Even if you love potato chips and onion dip, you don’t need to be eating them every day for the next three weeks. Focus instead on special or unusual treats that you don’t have all year or won’t be seeing at every party.
Holiday Tip #2. Plan your treats to enjoy them more
One of the most enjoyable parts of any pleasant experience is looking forward to it. The longer we anticipate a pleasurable thing, the more pleasure we get from it. If you’re indulging at every opportunity—planned and unplanned—you never have the pleasure of consciously choosing your treats and looking forward to them. As a result, you actually get less enjoyment, even though you’re indulging in more treats
Planning ahead also allows us to pick and choose which special thing we would most enjoy, which then makes it easier to pass on other things that aren’t as special I might decide to skip the cheap wine at the holiday happy hour at the office because I know there will be some very nice wine served at the dinner I’m going to later and I’ve already decided that that is going to be my treat for the day.
Holiday Tip #3. Don’t fall prey to all-or-nothing thinking
Just because your diet isn’t quite as healthy as usual or you indulge a little extra during the holidays, it doesn’t make sense to abandon all your healthy habits and restraint. And yet, this is what many of us do. We miss our regular workout and then, perversely, decide we might as well order fries with lunch instead of our usual side salad.
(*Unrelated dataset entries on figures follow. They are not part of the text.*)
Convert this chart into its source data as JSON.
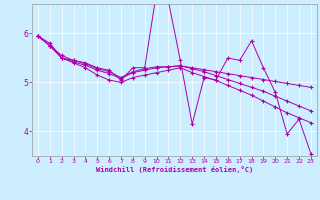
{
  "xlabel": "Windchill (Refroidissement éolien,°C)",
  "background_color": "#cceeff",
  "line_color": "#aa00aa",
  "xlim": [
    -0.5,
    23.5
  ],
  "ylim": [
    3.5,
    6.6
  ],
  "yticks": [
    4,
    5,
    6
  ],
  "xticks": [
    0,
    1,
    2,
    3,
    4,
    5,
    6,
    7,
    8,
    9,
    10,
    11,
    12,
    13,
    14,
    15,
    16,
    17,
    18,
    19,
    20,
    21,
    22,
    23
  ],
  "series": [
    [
      5.95,
      5.8,
      5.5,
      5.45,
      5.4,
      5.3,
      5.25,
      5.05,
      5.3,
      5.3,
      6.85,
      6.65,
      5.45,
      4.15,
      5.1,
      5.05,
      5.5,
      5.45,
      5.85,
      5.3,
      4.8,
      3.95,
      4.25,
      3.55
    ],
    [
      5.95,
      5.75,
      5.55,
      5.45,
      5.38,
      5.28,
      5.22,
      5.1,
      5.22,
      5.28,
      5.32,
      5.32,
      5.34,
      5.3,
      5.26,
      5.22,
      5.18,
      5.14,
      5.1,
      5.06,
      5.02,
      4.98,
      4.94,
      4.9
    ],
    [
      5.95,
      5.75,
      5.5,
      5.42,
      5.35,
      5.25,
      5.18,
      5.08,
      5.2,
      5.25,
      5.3,
      5.32,
      5.34,
      5.28,
      5.22,
      5.14,
      5.06,
      4.98,
      4.9,
      4.82,
      4.72,
      4.62,
      4.52,
      4.42
    ],
    [
      5.95,
      5.75,
      5.5,
      5.4,
      5.3,
      5.15,
      5.05,
      5.0,
      5.1,
      5.15,
      5.2,
      5.25,
      5.3,
      5.2,
      5.12,
      5.04,
      4.94,
      4.84,
      4.74,
      4.62,
      4.5,
      4.38,
      4.28,
      4.18
    ]
  ]
}
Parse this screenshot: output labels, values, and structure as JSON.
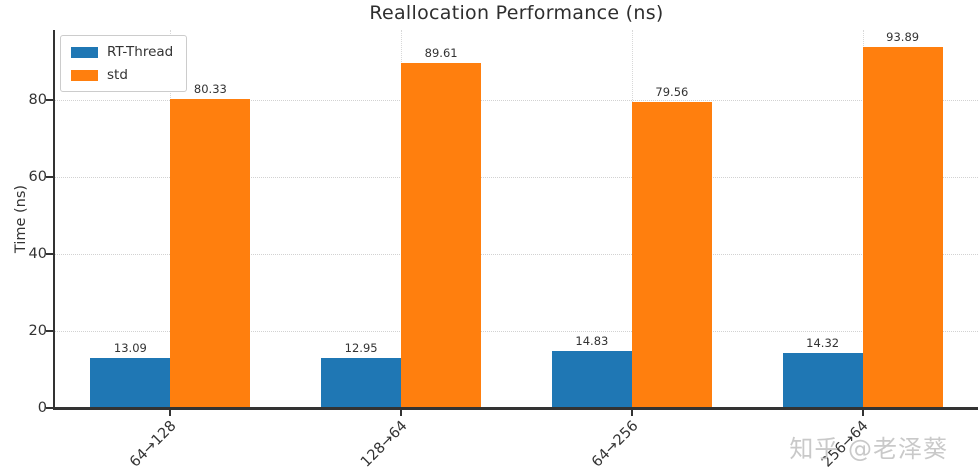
{
  "chart_data": {
    "type": "bar",
    "title": "Reallocation Performance (ns)",
    "categories": [
      "64→128",
      "128→64",
      "64→256",
      "256→64"
    ],
    "series": [
      {
        "name": "RT-Thread",
        "color": "#1f77b4",
        "values": [
          13.09,
          12.95,
          14.83,
          14.32
        ]
      },
      {
        "name": "std",
        "color": "#ff7f0e",
        "values": [
          80.33,
          89.61,
          79.56,
          93.89
        ]
      }
    ],
    "xlabel": "",
    "ylabel": "Time (ns)",
    "ylim": [
      0,
      98.2
    ],
    "yticks": [
      0,
      20,
      40,
      60,
      80
    ],
    "grid": "dotted",
    "legend_position": "upper-left",
    "value_label_decimals": 2
  },
  "watermark": {
    "text": "知乎 @老泽葵",
    "color": "#c9c9c9"
  }
}
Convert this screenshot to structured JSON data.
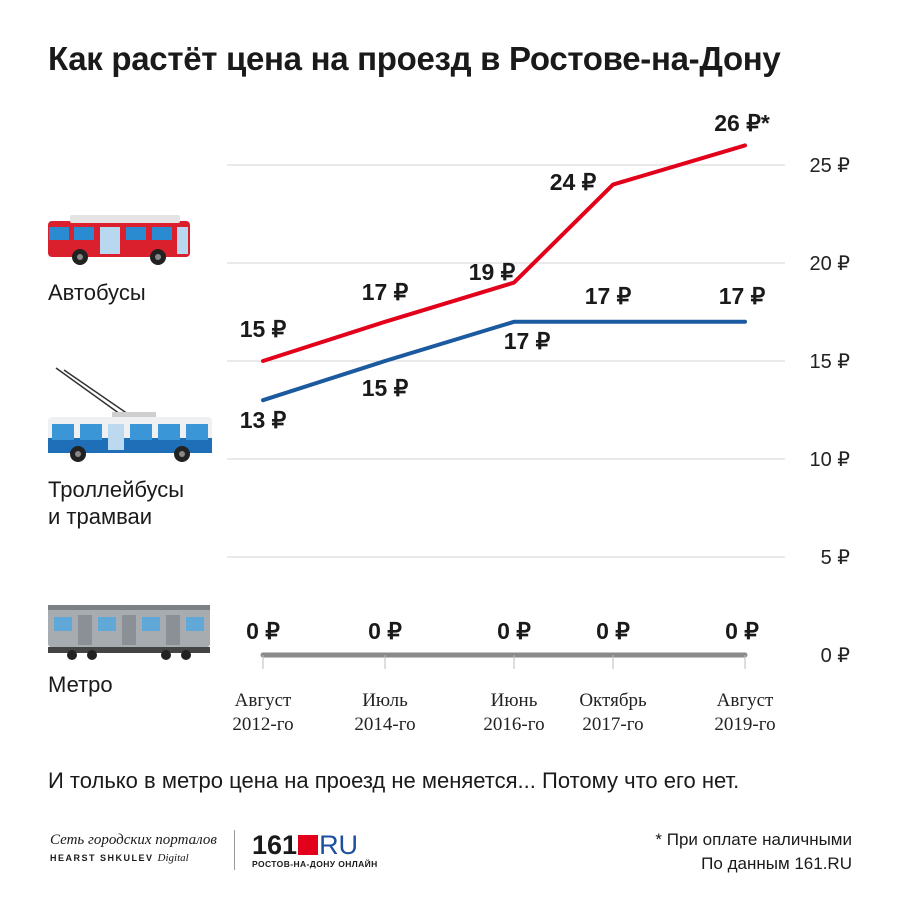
{
  "title": "Как растёт цена на проезд в Ростове-на-Дону",
  "labels": {
    "bus": "Автобусы",
    "trolley_line1": "Троллейбусы",
    "trolley_line2": "и трамваи",
    "metro": "Метро"
  },
  "tagline": "И только в метро цена на проезд не меняется... Потому что его нет.",
  "footnote": {
    "line1": "* При оплате наличными",
    "line2": "По данным 161.RU"
  },
  "logos": {
    "network_line1": "Сеть городских порталов",
    "network_line2": "HEARST SHKULEV",
    "network_line2b": "Digital",
    "brand_number_a": "161",
    "brand_suffix": "RU",
    "brand_tagline": "РОСТОВ-НА-ДОНУ ОНЛАЙН"
  },
  "chart_data": {
    "type": "line",
    "title": "Как растёт цена на проезд в Ростове-на-Дону",
    "x": [
      "Август 2012-го",
      "Июль 2014-го",
      "Июнь 2016-го",
      "Октябрь 2017-го",
      "Август 2019-го"
    ],
    "x_tick_lines": [
      [
        "Август",
        "2012-го"
      ],
      [
        "Июль",
        "2014-го"
      ],
      [
        "Июнь",
        "2016-го"
      ],
      [
        "Октябрь",
        "2017-го"
      ],
      [
        "Август",
        "2019-го"
      ]
    ],
    "x_dates": [
      "2012-08",
      "2014-07",
      "2016-06",
      "2017-10",
      "2019-08"
    ],
    "ylim": [
      0,
      25
    ],
    "yticks": [
      0,
      5,
      10,
      15,
      20,
      25
    ],
    "ytick_labels": [
      "0 ₽",
      "5 ₽",
      "10 ₽",
      "15 ₽",
      "20 ₽",
      "25 ₽"
    ],
    "grid": true,
    "series": [
      {
        "id": "bus",
        "name": "Автобусы",
        "color": "#e3001b",
        "values": [
          15,
          17,
          19,
          24,
          26
        ],
        "labels": [
          "15 ₽",
          "17 ₽",
          "19 ₽",
          "24 ₽",
          "26 ₽*"
        ]
      },
      {
        "id": "trolley",
        "name": "Троллейбусы и трамваи",
        "color": "#1c5aa0",
        "values": [
          13,
          15,
          17,
          17,
          17
        ],
        "labels": [
          "13 ₽",
          "15 ₽",
          "17 ₽",
          "17 ₽",
          "17 ₽"
        ]
      },
      {
        "id": "metro",
        "name": "Метро",
        "color": "#8a8a8a",
        "values": [
          0,
          0,
          0,
          0,
          0
        ],
        "labels": [
          "0 ₽",
          "0 ₽",
          "0 ₽",
          "0 ₽",
          "0 ₽"
        ]
      }
    ]
  }
}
It’s a very curious quirk of human nature. If we’re going down, we’re going down in flames! But I think that’s because we tend to see a healthy lifestyle as an all or nothing thing—you’re either on or off the wagon. Once you’ve fallen off the wagon, you might as well roll all the way into the gutter!
A healthy lifestyle is always a work in progress not an exercise in perfection.
But of course, that’s not how it really works. A healthy lifestyle is always a work in progress not an exercise in perfection. One misstep doesn’t ruin all of your previous effort, as long as you get back in step. But compounding one misstep by running another mile in the wrong direction? That can start to undo your previous gains.
Another dangerous impulse is to decide somewhere in the middle of December that you’ll turn over a new leaf on January 1st. This somehow gives rise to a fantasy that nothing that happens between now and then really counts, which often leads to even worse excesses.
Even though it may feel like we all get a fresh start on January 1st, the body that you wake up in on New Year’s Day is going to be the same one you spent December in. And the habits and behaviors that you rehearse and reinforce this month are the very ones you will carry into the new year. Why not enter the New Year with some positive momentum instead of having to turn the ship completely around?
So, as we head into the final weeks of the year, remember to be extra choosy about your indulgences, plan your treats for maximum enjoyment, and, when things don’t go according to plan, don’t give in to that black and white thinking.